2013 yılı sonunda dershanelerin kapatılması gündemiyle su yüzüne
çıkıp çok hızlı bir şekilde “devletteki paralel yapıyı tasfiye”ye
dönüşen MGK ve MGSB referanslı operasyonlar silsilesi, 15
Temmuz’dan sonra, “darbe girişimi”nde bulunan “silahlı terör örgütü
ile amansız bir mücadele”ye çevrildi.
Ne var ki, 15 Temmuz gerekçe gösterilerek ilan edilen OHAL
çerçevesindeki hukuk dışı uygulamalarla, darbecilerden ziyade on
binlerce masum mağdur ve perişan edildi.
Darbeyle de, silahla da, terörle de hiçbir alâkası olmayan nice insan iftira kurbanı oldu. Gözaltına alındı, tutuklandı, aylardır içeride tutuluyor, hâlâ iddianamesi yazılmayıp davası başlamayan birçok kişi var, başlayanların da büyük çoğunluğunun tahliye talepleri sürekli reddediliyor.
Neyle suçlandıklarını dahi bilmeden ve savunmaları da alınmadan kendilerini bir anda kapı dışında bulan on binlerce insan ayrı bir bahis...
Operasyonların hedefi olanların içinde gazeteciler, akademisyenler, rütbeli subaylar, yüksek mahkeme üyeleri, hakim ve savcılar, avukatlar, emniyet müdürleri, polisler, öğretmenler, bürokratlar, işadamları, esnaflar, ev hanımları, emekliler... var.
Ama kayda değer bir siyasetçi yok!
“15 Temmuz hesaplaşması” adı altında başlatılan sürecin başından itibaren işin bu ciheti hep gündeme getirilerek “Siyasî ayağı eksik bir darbe planı kesinlikle olamaz” denildi.
Ancak iktidar cenahı meselenin bu tarafını sürekli geçiştirmeye, örtbas etmeye ve kapatmaya çalıştı.
Ne var ki, gelinen noktada artık işin oralara da uzanmaya başladığı görülüyor. Nitekim operasyonlar bazı AKP’li belediyelere de sıçradı.
Bu arada, on binlerce masumun canını yakmak için kullanılan Bylock’un birçok iktidar milletvekilinde de bulunduğu yönünde öteden beri seslendirilen iddiaları herkes biliyor.

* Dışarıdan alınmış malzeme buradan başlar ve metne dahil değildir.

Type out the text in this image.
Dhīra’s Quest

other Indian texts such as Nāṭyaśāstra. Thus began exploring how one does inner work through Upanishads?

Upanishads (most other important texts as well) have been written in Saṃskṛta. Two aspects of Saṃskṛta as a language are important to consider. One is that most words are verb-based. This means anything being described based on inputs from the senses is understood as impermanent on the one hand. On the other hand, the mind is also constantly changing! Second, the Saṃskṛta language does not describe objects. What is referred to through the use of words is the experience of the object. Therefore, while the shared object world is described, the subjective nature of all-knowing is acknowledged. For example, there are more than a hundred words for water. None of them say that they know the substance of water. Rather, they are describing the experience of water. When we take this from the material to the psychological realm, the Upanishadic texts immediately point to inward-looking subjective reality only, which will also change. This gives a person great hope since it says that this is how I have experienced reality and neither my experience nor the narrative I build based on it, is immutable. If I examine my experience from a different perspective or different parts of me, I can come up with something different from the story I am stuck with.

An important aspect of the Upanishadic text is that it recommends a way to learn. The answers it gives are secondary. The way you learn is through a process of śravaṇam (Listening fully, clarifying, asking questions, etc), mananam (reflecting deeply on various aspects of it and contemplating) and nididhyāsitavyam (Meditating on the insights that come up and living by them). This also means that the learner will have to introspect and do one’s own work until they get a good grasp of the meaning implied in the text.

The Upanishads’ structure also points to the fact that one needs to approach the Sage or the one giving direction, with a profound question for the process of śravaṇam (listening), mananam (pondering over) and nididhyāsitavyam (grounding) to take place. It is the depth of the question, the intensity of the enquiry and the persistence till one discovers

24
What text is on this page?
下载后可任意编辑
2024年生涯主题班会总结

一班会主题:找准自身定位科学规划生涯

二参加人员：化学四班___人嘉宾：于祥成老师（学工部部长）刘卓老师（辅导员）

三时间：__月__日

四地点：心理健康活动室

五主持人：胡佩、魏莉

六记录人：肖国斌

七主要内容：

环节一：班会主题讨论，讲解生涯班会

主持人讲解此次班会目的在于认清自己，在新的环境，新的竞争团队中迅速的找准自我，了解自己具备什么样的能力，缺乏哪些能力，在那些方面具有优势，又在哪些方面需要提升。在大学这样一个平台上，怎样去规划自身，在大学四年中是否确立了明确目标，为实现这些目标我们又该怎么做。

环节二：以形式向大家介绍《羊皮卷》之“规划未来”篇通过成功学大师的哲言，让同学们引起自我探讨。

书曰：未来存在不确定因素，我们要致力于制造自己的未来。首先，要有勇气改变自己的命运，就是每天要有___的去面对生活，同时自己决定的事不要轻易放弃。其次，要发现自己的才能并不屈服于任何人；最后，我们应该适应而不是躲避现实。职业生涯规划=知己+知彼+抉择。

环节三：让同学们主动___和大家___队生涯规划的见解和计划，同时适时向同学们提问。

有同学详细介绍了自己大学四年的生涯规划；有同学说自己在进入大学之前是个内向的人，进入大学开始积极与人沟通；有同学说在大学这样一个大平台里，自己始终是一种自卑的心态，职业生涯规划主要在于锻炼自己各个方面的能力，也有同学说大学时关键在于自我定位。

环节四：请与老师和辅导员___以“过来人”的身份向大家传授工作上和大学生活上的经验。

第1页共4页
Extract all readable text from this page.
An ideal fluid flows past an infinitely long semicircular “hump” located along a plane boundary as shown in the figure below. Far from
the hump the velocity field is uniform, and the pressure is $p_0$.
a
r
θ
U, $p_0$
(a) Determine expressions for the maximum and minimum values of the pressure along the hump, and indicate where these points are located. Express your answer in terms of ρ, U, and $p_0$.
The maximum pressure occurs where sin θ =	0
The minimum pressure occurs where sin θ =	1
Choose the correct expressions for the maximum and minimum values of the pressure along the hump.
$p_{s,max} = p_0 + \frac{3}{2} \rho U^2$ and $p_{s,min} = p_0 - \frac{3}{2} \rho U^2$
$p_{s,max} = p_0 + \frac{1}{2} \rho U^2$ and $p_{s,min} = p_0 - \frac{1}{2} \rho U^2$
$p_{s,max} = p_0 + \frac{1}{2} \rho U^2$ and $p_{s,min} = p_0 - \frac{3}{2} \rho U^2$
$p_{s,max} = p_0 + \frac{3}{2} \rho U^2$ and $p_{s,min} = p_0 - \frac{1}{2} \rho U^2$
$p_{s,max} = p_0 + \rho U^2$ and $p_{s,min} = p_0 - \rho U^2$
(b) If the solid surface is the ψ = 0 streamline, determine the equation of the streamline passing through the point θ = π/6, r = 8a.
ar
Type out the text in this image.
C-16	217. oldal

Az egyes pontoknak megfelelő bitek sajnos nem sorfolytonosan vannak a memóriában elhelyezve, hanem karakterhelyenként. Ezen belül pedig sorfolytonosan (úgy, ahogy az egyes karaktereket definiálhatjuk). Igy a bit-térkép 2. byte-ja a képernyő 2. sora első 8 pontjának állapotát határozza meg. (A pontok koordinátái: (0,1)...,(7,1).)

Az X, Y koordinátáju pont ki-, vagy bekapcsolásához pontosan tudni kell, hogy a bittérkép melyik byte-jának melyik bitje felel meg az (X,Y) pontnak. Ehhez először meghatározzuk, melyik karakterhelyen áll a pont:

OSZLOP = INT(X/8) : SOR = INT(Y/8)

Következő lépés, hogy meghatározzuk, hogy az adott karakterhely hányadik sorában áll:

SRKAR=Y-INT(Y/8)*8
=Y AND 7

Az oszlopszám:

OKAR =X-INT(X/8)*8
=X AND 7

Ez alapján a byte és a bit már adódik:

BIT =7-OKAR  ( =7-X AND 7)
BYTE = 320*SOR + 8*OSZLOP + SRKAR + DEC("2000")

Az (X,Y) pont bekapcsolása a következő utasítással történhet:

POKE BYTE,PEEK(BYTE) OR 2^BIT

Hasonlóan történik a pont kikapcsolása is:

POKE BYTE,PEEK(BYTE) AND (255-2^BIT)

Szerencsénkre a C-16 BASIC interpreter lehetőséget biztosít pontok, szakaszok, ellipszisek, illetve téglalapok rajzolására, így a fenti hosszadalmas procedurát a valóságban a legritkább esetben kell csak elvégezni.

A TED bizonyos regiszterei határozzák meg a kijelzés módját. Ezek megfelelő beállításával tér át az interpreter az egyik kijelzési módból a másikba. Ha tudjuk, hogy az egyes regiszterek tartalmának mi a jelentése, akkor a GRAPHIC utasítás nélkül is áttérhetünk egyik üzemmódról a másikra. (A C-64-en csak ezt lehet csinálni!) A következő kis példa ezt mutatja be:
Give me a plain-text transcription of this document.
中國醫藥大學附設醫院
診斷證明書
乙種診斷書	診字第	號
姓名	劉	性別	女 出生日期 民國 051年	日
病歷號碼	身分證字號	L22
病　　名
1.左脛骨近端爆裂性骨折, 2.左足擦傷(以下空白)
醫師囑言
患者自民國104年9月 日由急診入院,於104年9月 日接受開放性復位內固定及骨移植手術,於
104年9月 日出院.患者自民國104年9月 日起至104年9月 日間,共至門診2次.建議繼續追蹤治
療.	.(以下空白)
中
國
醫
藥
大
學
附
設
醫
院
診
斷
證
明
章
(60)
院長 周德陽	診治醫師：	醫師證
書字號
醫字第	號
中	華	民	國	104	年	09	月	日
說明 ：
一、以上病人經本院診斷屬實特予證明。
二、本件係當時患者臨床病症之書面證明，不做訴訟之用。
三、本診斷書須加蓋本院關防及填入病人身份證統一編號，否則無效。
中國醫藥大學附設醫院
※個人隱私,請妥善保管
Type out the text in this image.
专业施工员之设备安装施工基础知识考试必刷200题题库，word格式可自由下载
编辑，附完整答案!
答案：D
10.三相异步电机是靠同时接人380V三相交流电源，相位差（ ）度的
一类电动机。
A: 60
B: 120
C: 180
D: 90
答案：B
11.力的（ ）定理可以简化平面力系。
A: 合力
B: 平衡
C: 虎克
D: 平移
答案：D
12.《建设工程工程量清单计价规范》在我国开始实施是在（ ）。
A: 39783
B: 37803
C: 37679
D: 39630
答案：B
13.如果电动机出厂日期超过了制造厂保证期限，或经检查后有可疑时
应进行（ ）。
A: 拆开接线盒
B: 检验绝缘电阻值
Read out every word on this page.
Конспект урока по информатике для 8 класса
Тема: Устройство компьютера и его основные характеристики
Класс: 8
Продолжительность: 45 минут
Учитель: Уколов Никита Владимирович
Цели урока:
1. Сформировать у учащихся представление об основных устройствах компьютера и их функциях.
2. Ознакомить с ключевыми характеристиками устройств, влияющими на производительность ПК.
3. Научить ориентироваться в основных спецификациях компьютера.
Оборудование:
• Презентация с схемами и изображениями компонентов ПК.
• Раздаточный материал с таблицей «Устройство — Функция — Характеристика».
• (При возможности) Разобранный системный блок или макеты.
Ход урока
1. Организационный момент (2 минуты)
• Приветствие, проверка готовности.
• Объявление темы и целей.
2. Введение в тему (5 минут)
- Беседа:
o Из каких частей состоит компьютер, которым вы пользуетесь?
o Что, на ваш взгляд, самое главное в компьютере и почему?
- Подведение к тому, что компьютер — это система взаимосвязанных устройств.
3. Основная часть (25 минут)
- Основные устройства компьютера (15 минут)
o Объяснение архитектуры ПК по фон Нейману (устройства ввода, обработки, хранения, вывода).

Tutuklu bazı gazetecilerle “sıradan” Bylockzedelerin tahliyesi kararlarına derhal müdahale edilip kararı veren hakimlerin üzerine gidilirken, “arkası kuvvetli olan” tutukluların bırakılması ise iktidar çevrelerinde su yüzüne çıkan iç kavgayı iyice alevlendirdi.